The Bahamas-based British billionaire, 86, is due to appear in court on Wednesday after being charged with 16 counts of securities fraud and three counts of conspiracy.
He is accused of “orchestrating a brazen insider trading scheme” by passing privileged information to friends, personal assistants, romantic partners and even his pilots.
Lewis is the owner of the Tavistock Group, through which he owned the Premier League club. He ceased to be a “person with significant control” of Tottenham in October as part of what was billed as a “reorganisation of the Lewis Family Trusts”.
The Premier League confirmed that change was ratified by its owners’ and directors’ test. Members of the Lewis family are potential beneficiaries of the trust which majority owns Spurs, however.
That could put the club in the spotlight at the Premier League and European governing body Uefa if Lewis is convicted.
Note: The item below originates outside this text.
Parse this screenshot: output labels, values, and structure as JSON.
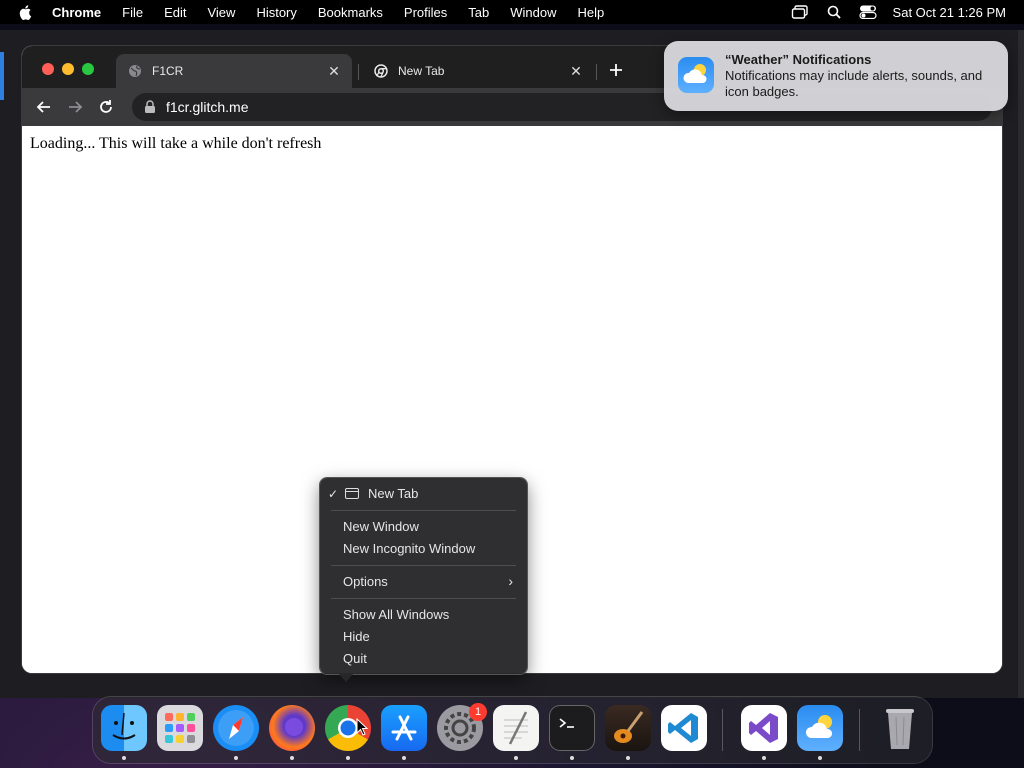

“If the charges against Joe Lewis are proven, this will raise significant continuous monitoring questions for both the Premier League and Uefa if he remains a beneficiary of Bahamian Trust ENIC that owns the club,” Jonny Gray, Senior Managing Director for sport at Ankura, the global expert services and advisory firm, told City A.M.
English clubs voted in March to toughen rules governing owners and directors, including adding a program of continuous monitoring.
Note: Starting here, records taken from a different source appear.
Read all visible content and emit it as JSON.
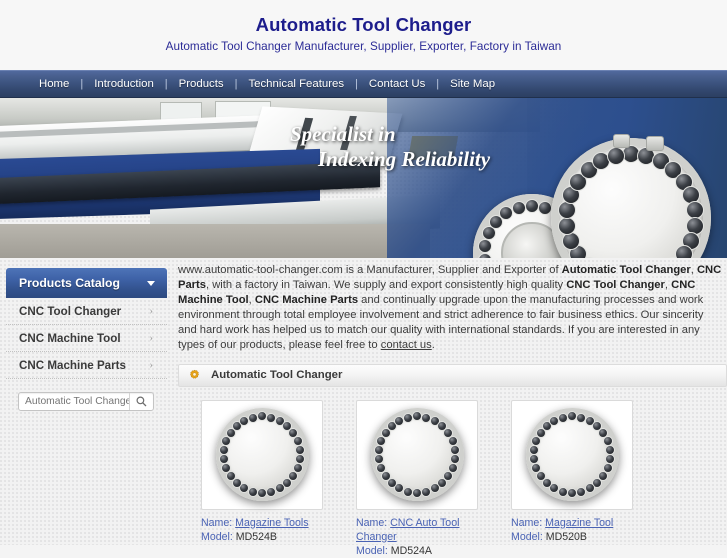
{
  "header": {
    "title": "Automatic Tool Changer",
    "subtitle": "Automatic Tool Changer Manufacturer, Supplier, Exporter, Factory in Taiwan"
  },
  "nav": {
    "separator": "|",
    "items": [
      {
        "label": "Home"
      },
      {
        "label": "Introduction"
      },
      {
        "label": "Products"
      },
      {
        "label": "Technical Features"
      },
      {
        "label": "Contact Us"
      },
      {
        "label": "Site Map"
      }
    ]
  },
  "banner": {
    "tagline_line1": "Specialist in",
    "tagline_line2": "Indexing Reliability"
  },
  "sidebar": {
    "catalog_title": "Products Catalog",
    "caret_icon": "chevron-down-icon",
    "items": [
      {
        "label": "CNC Tool Changer",
        "chevron": "›"
      },
      {
        "label": "CNC Machine Tool",
        "chevron": "›"
      },
      {
        "label": "CNC Machine Parts",
        "chevron": "›"
      }
    ],
    "search": {
      "placeholder": "Automatic Tool Changer",
      "value": "",
      "icon": "search-icon"
    }
  },
  "main": {
    "intro": {
      "p1_a": "www.automatic-tool-changer.com is a Manufacturer, Supplier and Exporter of ",
      "b1": "Automatic Tool Changer",
      "p1_b": ", ",
      "b2": "CNC Parts",
      "p1_c": ", with a factory in Taiwan. We supply and export consistently high quality ",
      "b3": "CNC Tool Changer",
      "p1_d": ", ",
      "b4": "CNC Machine Tool",
      "p1_e": ", ",
      "b5": "CNC Machine Parts",
      "p1_f": " and continually upgrade upon the manufacturing processes and work environment through total employee involvement and strict adherence to fair business ethics. Our sincerity and hard work has helped us to match our quality with international standards. If you are interested in any types of our products, please feel free to ",
      "link": "contact us",
      "p1_g": "."
    },
    "section": {
      "icon": "gear-icon",
      "title": "Automatic Tool Changer"
    },
    "products": [
      {
        "name_label": "Name:",
        "name": "Magazine Tools",
        "model_label": "Model:",
        "model": "MD524B",
        "image": "tool-magazine-disc-image"
      },
      {
        "name_label": "Name:",
        "name": "CNC Auto Tool Changer",
        "model_label": "Model:",
        "model": "MD524A",
        "image": "tool-magazine-disc-image"
      },
      {
        "name_label": "Name:",
        "name": "Magazine Tool",
        "model_label": "Model:",
        "model": "MD520B",
        "image": "tool-magazine-disc-image"
      }
    ]
  },
  "colors": {
    "nav_blue": "#3d5480",
    "title_navy": "#1d1d8c",
    "link_blue": "#4a63b4",
    "gear_gold": "#e8a317"
  }
}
They also approved the introduction of an independent oversight board, lowered the threshold to be considered to have control of a club, and widened the range of people to fall into the scope of the owners’ and directors’ test.
Individuals at Tottenham could also face scrutiny over whether they received any insider tips from Lewis.
A Spurs spokesperson said his charges were “a legal matter unconnected with the club and as such we have no comment.”
Prosecutor Damian Williams, of the US Attorney’s Office for the Southern District of New York, said Lewis had engaged in “classic corporate corruption. It’s cheating and it’s against the law.”
He added: “Those folks then traded on that inside information and made millions of dollars on the stock market. Thanks to Lewis those bets were a sure thing.
“None of this was necessary. Joe Lewis is a wealthy man, but as we allege he used insider information to compensate his employees, or to shower gifts on his friends and lovers.”
Lewis’s legal counsel David Zornow, of law firm Skadden, Arps, Slate, Meagher & Flom, said: “The government has made an egregious error in judgment in charging Mr Lewis, an 86-year-old man of impeccable integrity and prodigious accomplishment.
“Mr Lewis has come to the US voluntarily to answer these ill-conceived charges, and we will defend him vigorously in court.”